Auch ein wichtiges Detail aus Khangoshvilis Leben steht im Widerspruch zum Bild des islamistischen Terroristen: Über längere Zeit soll er für georgische sowie für US-Nachrichtendienste tätig gewesen sein. Dabei gab er offenbar auch Informationen über Islamisten weiter.

Russen erwähnten nie angeblichen Terroranschlag

Deutsche Sicherheitskreise halten Putins Vorwürfe für substanzlos. Die Russen hätten Khangoshvili nie im Zusammenhang mit einem Anschlag auf die Moskauer Metro oder einem anderen Terrorangriff erwähnt, hieß es bei Experten. Es sei nicht nur kein Antrag auf Auslieferung bekannt. Die russische Botschaft habe zudem nie angeregt, Khangoshvili wenigstens in Deutschland vor Gericht zu stellen. Dabei sei die russische Botschaft „nicht zimperlich, wenn es darum geht, hier Druck aufzubauen“, sagte ein hochrangiger Fachmann.

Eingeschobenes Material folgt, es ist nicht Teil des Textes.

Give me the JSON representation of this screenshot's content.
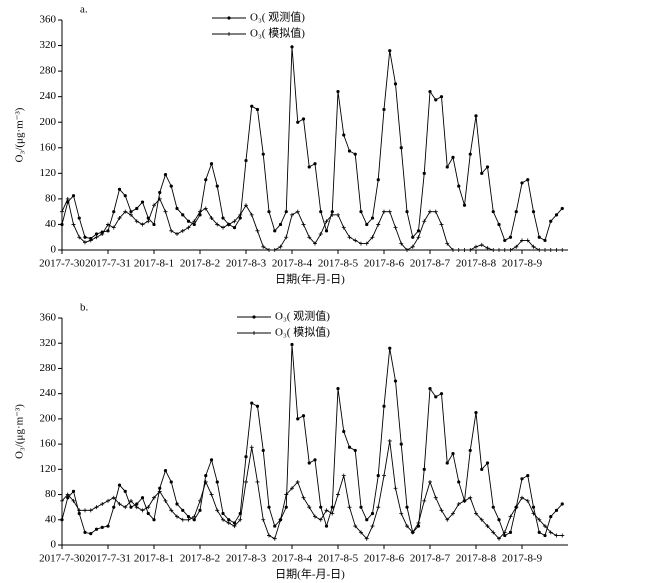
{
  "chart_data": [
    {
      "type": "line",
      "title": "a.",
      "xlabel": "日期(年-月-日)",
      "ylabel": "O₃/(μg·m⁻³)",
      "x": [
        0,
        0.125,
        0.25,
        0.375,
        0.5,
        0.625,
        0.75,
        0.875,
        1,
        1.125,
        1.25,
        1.375,
        1.5,
        1.625,
        1.75,
        1.875,
        2,
        2.125,
        2.25,
        2.375,
        2.5,
        2.625,
        2.75,
        2.875,
        3,
        3.125,
        3.25,
        3.375,
        3.5,
        3.625,
        3.75,
        3.875,
        4,
        4.125,
        4.25,
        4.375,
        4.5,
        4.625,
        4.75,
        4.875,
        5,
        5.125,
        5.25,
        5.375,
        5.5,
        5.625,
        5.75,
        5.875,
        6,
        6.125,
        6.25,
        6.375,
        6.5,
        6.625,
        6.75,
        6.875,
        7,
        7.125,
        7.25,
        7.375,
        7.5,
        7.625,
        7.75,
        7.875,
        8,
        8.125,
        8.25,
        8.375,
        8.5,
        8.625,
        8.75,
        8.875,
        9,
        9.125,
        9.25,
        9.375,
        9.5,
        9.625,
        9.75,
        9.875,
        10,
        10.125,
        10.25,
        10.375,
        10.5,
        10.625,
        10.75,
        10.875
      ],
      "xlim": [
        0,
        11
      ],
      "xticks": [
        {
          "value": 0,
          "label": "2017-7-30"
        },
        {
          "value": 1,
          "label": "2017-7-31"
        },
        {
          "value": 2,
          "label": "2017-8-1"
        },
        {
          "value": 3,
          "label": "2017-8-2"
        },
        {
          "value": 4,
          "label": "2017-8-3"
        },
        {
          "value": 5,
          "label": "2017-8-4"
        },
        {
          "value": 6,
          "label": "2017-8-5"
        },
        {
          "value": 7,
          "label": "2017-8-6"
        },
        {
          "value": 8,
          "label": "2017-8-7"
        },
        {
          "value": 9,
          "label": "2017-8-8"
        },
        {
          "value": 10,
          "label": "2017-8-9"
        }
      ],
      "ylim": [
        0,
        360
      ],
      "yticks": [
        0,
        40,
        80,
        120,
        160,
        200,
        240,
        280,
        320,
        360
      ],
      "series": [
        {
          "name": "O₃( 观测值)",
          "color": "#000000",
          "marker": "dot",
          "values": [
            40,
            75,
            85,
            50,
            20,
            18,
            25,
            28,
            30,
            60,
            95,
            85,
            60,
            65,
            75,
            50,
            40,
            90,
            118,
            100,
            65,
            55,
            45,
            40,
            55,
            110,
            135,
            100,
            50,
            40,
            35,
            50,
            140,
            225,
            220,
            150,
            60,
            30,
            40,
            60,
            318,
            200,
            205,
            130,
            135,
            60,
            30,
            60,
            248,
            180,
            155,
            150,
            60,
            40,
            50,
            110,
            220,
            312,
            260,
            160,
            60,
            20,
            30,
            120,
            248,
            235,
            240,
            130,
            145,
            100,
            70,
            150,
            210,
            120,
            130,
            60,
            40,
            15,
            20,
            60,
            105,
            110,
            60,
            20,
            15,
            45,
            55,
            65
          ]
        },
        {
          "name": "O₃( 模拟值)",
          "color": "#000000",
          "marker": "plus",
          "values": [
            60,
            80,
            40,
            20,
            12,
            15,
            20,
            25,
            40,
            35,
            50,
            60,
            55,
            45,
            40,
            45,
            70,
            80,
            60,
            30,
            25,
            30,
            35,
            45,
            60,
            65,
            50,
            40,
            35,
            40,
            45,
            55,
            70,
            55,
            30,
            5,
            0,
            0,
            5,
            20,
            55,
            60,
            40,
            20,
            10,
            25,
            45,
            55,
            55,
            35,
            20,
            15,
            10,
            10,
            20,
            40,
            60,
            60,
            35,
            10,
            0,
            5,
            20,
            45,
            60,
            60,
            40,
            10,
            0,
            0,
            0,
            0,
            5,
            8,
            3,
            0,
            0,
            0,
            0,
            5,
            15,
            15,
            5,
            0,
            0,
            0,
            0,
            0
          ]
        }
      ]
    },
    {
      "type": "line",
      "title": "b.",
      "xlabel": "日期(年-月-日)",
      "ylabel": "O₃/(μg·m⁻³)",
      "x": [
        0,
        0.125,
        0.25,
        0.375,
        0.5,
        0.625,
        0.75,
        0.875,
        1,
        1.125,
        1.25,
        1.375,
        1.5,
        1.625,
        1.75,
        1.875,
        2,
        2.125,
        2.25,
        2.375,
        2.5,
        2.625,
        2.75,
        2.875,
        3,
        3.125,
        3.25,
        3.375,
        3.5,
        3.625,
        3.75,
        3.875,
        4,
        4.125,
        4.25,
        4.375,
        4.5,
        4.625,
        4.75,
        4.875,
        5,
        5.125,
        5.25,
        5.375,
        5.5,
        5.625,
        5.75,
        5.875,
        6,
        6.125,
        6.25,
        6.375,
        6.5,
        6.625,
        6.75,
        6.875,
        7,
        7.125,
        7.25,
        7.375,
        7.5,
        7.625,
        7.75,
        7.875,
        8,
        8.125,
        8.25,
        8.375,
        8.5,
        8.625,
        8.75,
        8.875,
        9,
        9.125,
        9.25,
        9.375,
        9.5,
        9.625,
        9.75,
        9.875,
        10,
        10.125,
        10.25,
        10.375,
        10.5,
        10.625,
        10.75,
        10.875
      ],
      "xlim": [
        0,
        11
      ],
      "xticks": [
        {
          "value": 0,
          "label": "2017-7-30"
        },
        {
          "value": 1,
          "label": "2017-7-31"
        },
        {
          "value": 2,
          "label": "2017-8-1"
        },
        {
          "value": 3,
          "label": "2017-8-2"
        },
        {
          "value": 4,
          "label": "2017-8-3"
        },
        {
          "value": 5,
          "label": "2017-8-4"
        },
        {
          "value": 6,
          "label": "2017-8-5"
        },
        {
          "value": 7,
          "label": "2017-8-6"
        },
        {
          "value": 8,
          "label": "2017-8-7"
        },
        {
          "value": 9,
          "label": "2017-8-8"
        },
        {
          "value": 10,
          "label": "2017-8-9"
        }
      ],
      "ylim": [
        0,
        360
      ],
      "yticks": [
        0,
        40,
        80,
        120,
        160,
        200,
        240,
        280,
        320,
        360
      ],
      "series": [
        {
          "name": "O₃( 观测值)",
          "color": "#000000",
          "marker": "dot",
          "values": [
            40,
            75,
            85,
            50,
            20,
            18,
            25,
            28,
            30,
            60,
            95,
            85,
            60,
            65,
            75,
            50,
            40,
            90,
            118,
            100,
            65,
            55,
            45,
            40,
            55,
            110,
            135,
            100,
            50,
            40,
            35,
            50,
            140,
            225,
            220,
            150,
            60,
            30,
            40,
            60,
            318,
            200,
            205,
            130,
            135,
            60,
            30,
            60,
            248,
            180,
            155,
            150,
            60,
            40,
            50,
            110,
            220,
            312,
            260,
            160,
            60,
            20,
            30,
            120,
            248,
            235,
            240,
            130,
            145,
            100,
            70,
            150,
            210,
            120,
            130,
            60,
            40,
            15,
            20,
            60,
            105,
            110,
            60,
            20,
            15,
            45,
            55,
            65
          ]
        },
        {
          "name": "O₃( 模拟值)",
          "color": "#000000",
          "marker": "plus",
          "values": [
            70,
            80,
            70,
            55,
            55,
            55,
            60,
            65,
            70,
            75,
            65,
            60,
            70,
            60,
            55,
            60,
            75,
            85,
            70,
            55,
            45,
            40,
            40,
            45,
            70,
            100,
            80,
            55,
            40,
            35,
            30,
            40,
            100,
            155,
            100,
            40,
            15,
            10,
            40,
            80,
            90,
            100,
            75,
            60,
            45,
            40,
            55,
            50,
            80,
            110,
            60,
            30,
            20,
            10,
            30,
            60,
            110,
            165,
            90,
            50,
            30,
            20,
            35,
            70,
            100,
            75,
            55,
            40,
            50,
            65,
            70,
            75,
            50,
            40,
            30,
            20,
            10,
            20,
            45,
            60,
            75,
            70,
            50,
            40,
            30,
            20,
            15,
            15
          ]
        }
      ]
    }
  ]
}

Der russische Inlandsnachrichtendienst FSB hatte den deutschen Behörden lediglich mitgeteilt, Khangoshvili unterhalte Kontakte zu Terroristen im Kaukasus und sei Anhänger des „Kaukasischen Emirats“.

Er wurde in Deutschland deshalb zeitweise als Gefährder eingestuft. „Der Mann hatte eine bewegte Vergangenheit“, sagte ein Sicherheitsexperte. Doch über einen Anschlag hätten die Russen nichts berichtet.